Reckitt has always had good margins and pricing power and I expect them to normalise as the economy recovers after they took a hit in 2020.
I think it’s smart to focus on having fewer brands, but marketing them more strongly. The big market share of its brands probably means high customer loyalty and repeat sales, which is good for revenues and profits.
By generating sales all over the world, Reckitt is not overly exposed to any one country or region. To me, this makes it less risky than less globally-focused companies.
The fact that expectations are quite low because of the underperformance in recent years could give management a chance to shine. If investors warm to a strategy for future growth, the share price could do really well.
The share price could also face some headwinds, however. One might be the sale of the China baby formula unit, which the current CEO’s predecessor overpaid for, but that could have contributed a lot of topline growth.
Another headwind could be a slowdown in the buying of cleaning products, if people become more relaxed about the hygiene as the pandemic eventually recedes.

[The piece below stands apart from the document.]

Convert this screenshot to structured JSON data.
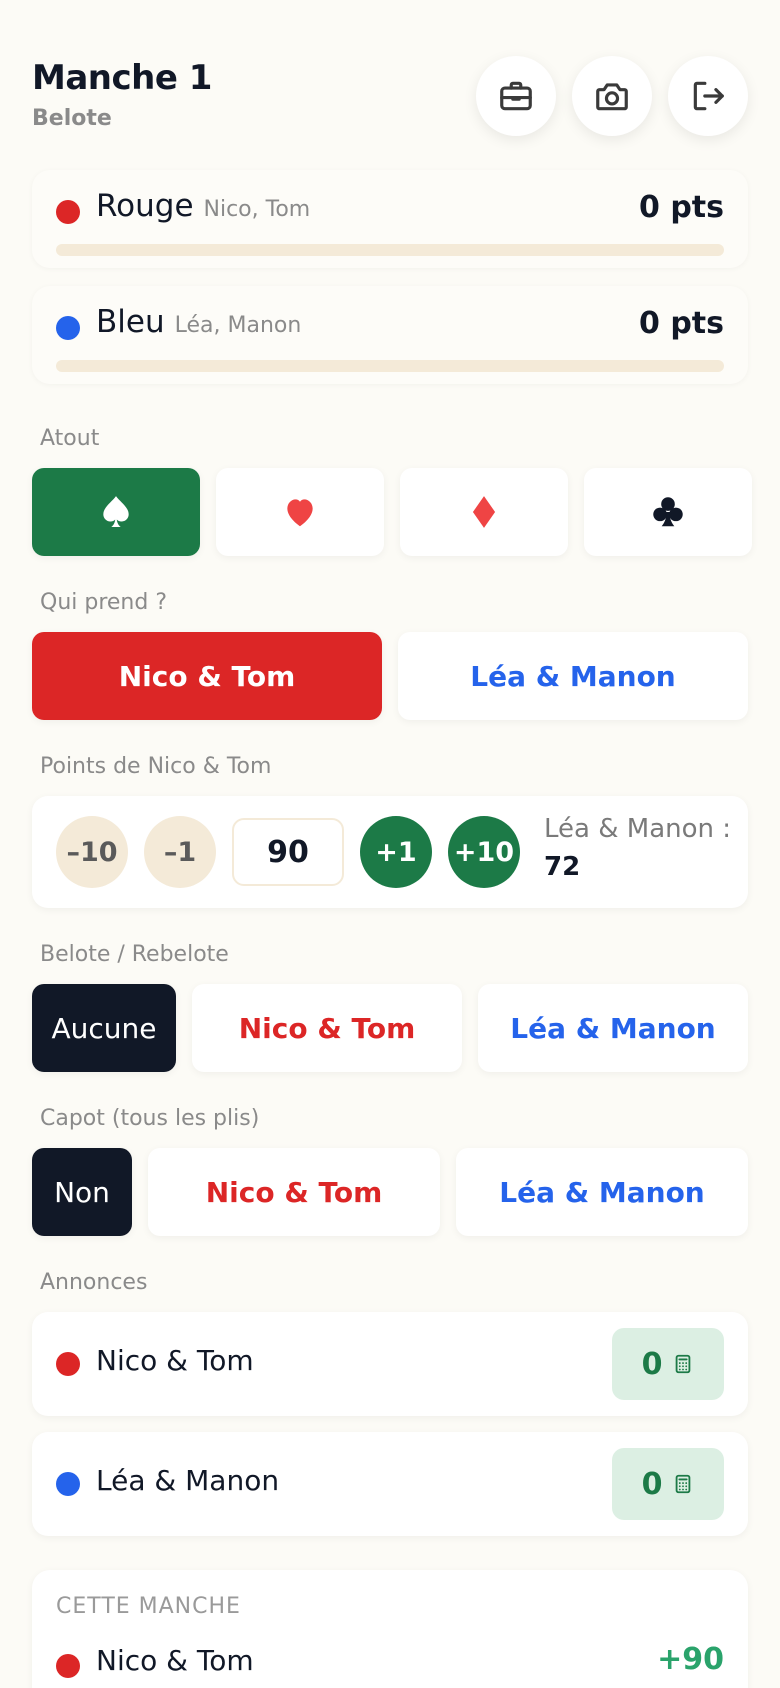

Reckitt sold a lot of its cleaning product in 2020, making it harder to achieve year-on-year growth this year as things return to normal.
Yet its pricing power, strong brands and relatively cheap share price, combine to make Reckitt potentially one of the best stocks to buy now for me. I’ll likely add to the position I already hold in the company.
Another FTSE 100 company I like
The other group I’m thinking about adding to my portfolio is stockbroker Hargreaves Lansdown (LSE: HL). For a FTSE 100 company it has quite strong growth credentials. Operating profit went from £198m in 2015 to £377m in 2020.
The shares have always had a high P/E, but at 28, that’s broadly in line with what it has been historically. High margins, fast revenue and operating profit growth, and high returns on capital employed all combine to make me think Hargreaves Lansdown is a quality business. That’s why I think it’s one of the best stocks to buy now, especially for the long term.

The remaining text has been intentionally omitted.